Abu Dhabi, UAETuesday 20 August 2019

Compliance climbs to record as Opec+ watches crude inventories

Conformity by Opec and non-member countries rose to 168 per cent, UAE Energy Minister says

UAE energy minister Suhail Al Mazrouei said US inventories outweighed geopolitical risks in impacting oil prices. Reem Mohammed/The National
UAE energy minister Suhail Al Mazrouei said US inventories outweighed geopolitical risks in impacting oil prices. Reem Mohammed/The National

The compliance by Opec and its allies to voluntary cuts in crude production climbed to a record in April as the oil producing nations closely watch market and crude inventories.

Conformity by Opec and non-member countries that are part of a global alliance to rebalance oil supply, rose to 168 per cent, the highest level since output curbs were agreed in 2017, Suhail Al Mazrouei, the UAE Minister of Energy and Industry said following the Joint Ministerial Monitoring Committee (JMMC) meeting in Jeddah.

The UAE energy minister said the stability of the global oil market is of paramount importance as it would encourage and attract investment needed to boost output capacity to meet the increasing demand for oil.

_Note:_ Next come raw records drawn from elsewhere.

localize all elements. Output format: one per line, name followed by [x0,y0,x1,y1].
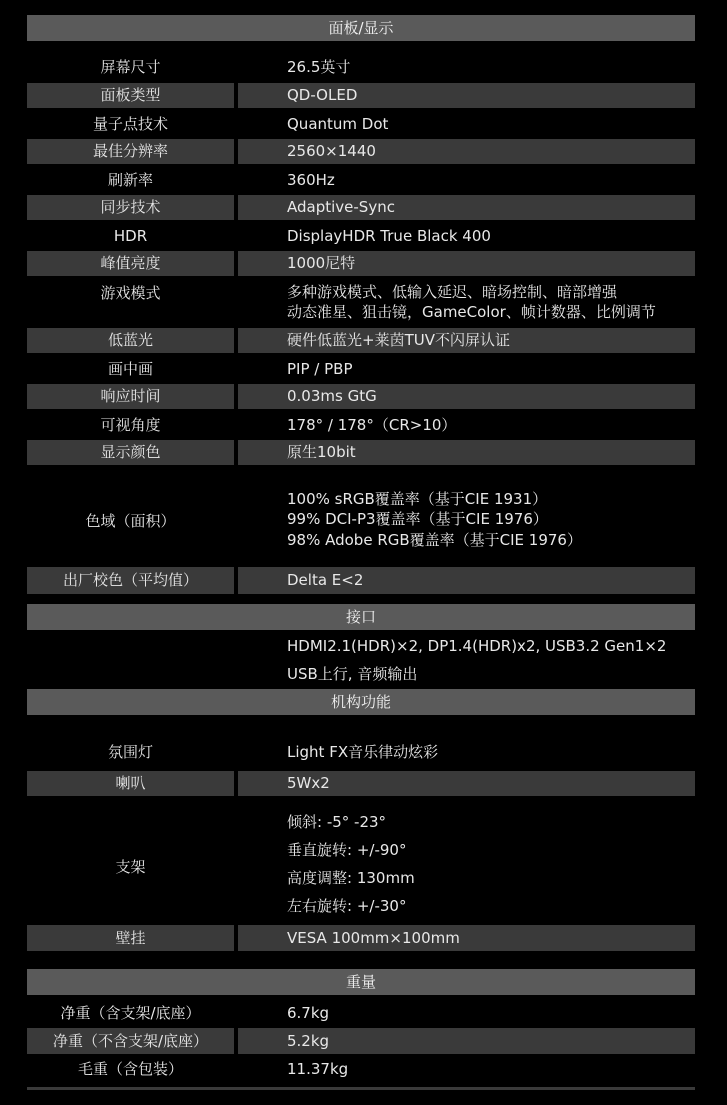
row-value-net-weight-without-stand: 5.2kg [238,1028,695,1054]
row-value-screen-size: 26.5英寸 [287,58,351,76]
section-header-weight: 重量 [27,969,695,995]
row-label-speaker: 喇叭 [27,771,234,796]
row-value-low-blue-light: 硬件低蓝光+莱茵TUV不闪屏认证 [238,328,695,353]
row-value-gross-weight: 11.37kg [287,1060,349,1078]
row-value-factory-calibration: Delta E<2 [238,567,695,594]
section-header-mechanical: 机构功能 [27,689,695,715]
row-value-speaker: 5Wx2 [238,771,695,796]
row-label-net-weight-without-stand: 净重（不含支架/底座） [27,1028,234,1054]
row-label-refresh-rate: 刷新率 [107,171,153,189]
interface-value [238,632,695,688]
row-value-refresh-rate: 360Hz [287,171,335,189]
row-value-display-color: 原生10bit [238,440,695,465]
row-value-quantum-dot: Quantum Dot [287,115,389,133]
row-label-response-time: 响应时间 [27,384,234,409]
game-modes-line: 多种游戏模式、低输入延迟、暗场控制、暗部增强 [287,283,618,301]
row-value-resolution: 2560×1440 [238,139,695,164]
row-label-color-gamut: 色域（面积） [85,512,176,530]
row-label-sync: 同步技术 [27,195,234,220]
color-gamut-line: 99% DCI-P3覆盖率（基于CIE 1976） [287,510,548,529]
row-value-wall-mount: VESA 100mm×100mm [238,925,695,951]
stand-line: 高度调整: 130mm [287,869,415,887]
row-value-game-modes [238,282,695,323]
row-label-hdr: HDR [113,227,148,245]
row-value-sync: Adaptive-Sync [238,195,695,220]
row-value-pip: PIP / PBP [287,360,353,378]
section-header-panel-display: 面板/显示 [27,15,695,41]
section-header-interface: 接口 [27,604,695,630]
row-value-color-gamut [238,489,695,550]
row-label-gross-weight: 毛重（含包装） [77,1060,183,1078]
row-label-low-blue-light: 低蓝光 [27,328,234,353]
interface-line: HDMI2.1(HDR)×2, DP1.4(HDR)x2, USB3.2 Gen1×2 [287,637,667,655]
row-value-stand [238,808,695,920]
row-label-stand: 支架 [115,858,146,876]
game-modes-line: 动态准星、狙击镜，GameColor、帧计数器、比例调节 [287,303,656,322]
color-gamut-line: 100% sRGB覆盖率（基于CIE 1931） [287,490,548,508]
row-value-viewing-angle: 178° / 178°（CR>10） [287,416,457,434]
stand-line: 左右旋转: +/-30° [287,897,407,915]
row-label-screen-size: 屏幕尺寸 [100,58,161,76]
row-value-ambient-light: Light FX音乐律动炫彩 [287,743,439,761]
row-value-net-weight-with-stand: 6.7kg [287,1004,330,1022]
row-label-quantum-dot: 量子点技术 [92,115,168,133]
row-value-response-time: 0.03ms GtG [238,384,695,409]
row-label-resolution: 最佳分辨率 [27,139,234,164]
row-label-game-modes: 游戏模式 [100,284,161,302]
row-label-peak-brightness: 峰值亮度 [27,251,234,276]
row-value-hdr: DisplayHDR True Black 400 [287,227,491,245]
row-value-peak-brightness: 1000尼特 [238,251,695,276]
row-value-panel-type: QD-OLED [238,83,695,108]
row-label-net-weight-with-stand: 净重（含支架/底座） [60,1004,201,1022]
row-label-display-color: 显示颜色 [27,440,234,465]
stand-line: 垂直旋转: +/-90° [287,841,407,859]
stand-line: 倾斜: -5° -23° [287,813,387,831]
row-label-wall-mount: 壁挂 [27,925,234,951]
row-label-panel-type: 面板类型 [27,83,234,108]
bottom-divider [27,1087,695,1090]
row-label-ambient-light: 氛围灯 [107,743,153,761]
row-label-factory-calibration: 出厂校色（平均值） [27,567,234,594]
interface-line: USB上行, 音频输出 [287,665,418,683]
color-gamut-line: 98% Adobe RGB覆盖率（基于CIE 1976） [287,530,582,549]
row-label-pip: 画中画 [107,360,153,378]
row-label-viewing-angle: 可视角度 [100,416,161,434]
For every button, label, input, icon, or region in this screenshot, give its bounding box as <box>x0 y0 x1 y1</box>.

In the wake of a slump in oil prices, Opec+, as the alliance led by sovereign producers Saudi Arabia and Russia is called, undertook measures to reduce oil supplies at the start of 2017. The conditions of the pact were reset at the start of January this year with members agreeing to collectively cut oil production by 1.2 million barrels per day for six months. Opec+ will meet in June to decide whether to extend the pact. Compliance among the alliance has not been uniform early into latest round of production cuts.

Russia, the largest producer in Opec+, was slow to cut production, while Iraq, Opec’s second-biggest member did not fully comply, however the latest available data shows the compliance levels have risen significantly.

Mr Al Mazrouei said the JMMC requested that the Joint Technical Committee and the Opec Secretariat continue monitoring and analysing oil market developments. Close monitoring of oil inventory projections in the coming weeks in particular, is important for making recommendations to pact members and taking appropriate actions in the second half of 2019, the minister added in a statement carried by the UAE’s state news agency WAM.

Opec's next meeting is scheduled to take place June 25-26 at the group's headquarters in Vienna.

Opec+ will finalise a charter in June to mark their evolution into a supergroup, the UAE Energy Minister said in March.

In its meeting last week the JMMC indicated the readiness to rollover ongoing production cuts well into the second half of the year. Saudi Energy Minister Khalid Al Falih, at the Opec technical committee meeting in Jeddah, said Opec+ should stay the course on production cuts.

"So far I’m not concerned about demand. US demand has gone up significantly and I think Asian demand has picked up [as well],” Mr Al Falih said from the Red Sea city. "Chinese demand over the 12 months has gone up easily by 50 to 60 per cent. Indian demand is going up, Japanese demand and Korean demand has gone up. Demand growth is at healthy levels.”

He added however, that the market needs to be careful during the second half of 2019 in the event of any “demand shocks”.

Oil prices, supported by supply concerns and rising geopolitical tensions, have reacted positively to Opec's intentions to continue production cuts in the second half of this year.

Brent, the benchmark against which about half of the world’s crude is priced, rose for the second day on the London-based ICE Futures Europe exchange, after adding 2.3 per cent last week, Futures for West Texas Intermediate on New York Mercantile Exchange also rose on Tuesday following a 1.8 per cent gain last week.

Oil prices will overcome the current trade- war gloom and push higher as investors put aside their temporary bearishness to focus on tightening supply fundamentals, according to Citigroup.

The US lender sees Brent crude rising to $75 per barrel --

around 4 per cent above current levels -- in the short term and possibly overshooting toward $78 level, Bloomberg cited Ed Morse, Citi’s global head of commodities research, as saying in a note.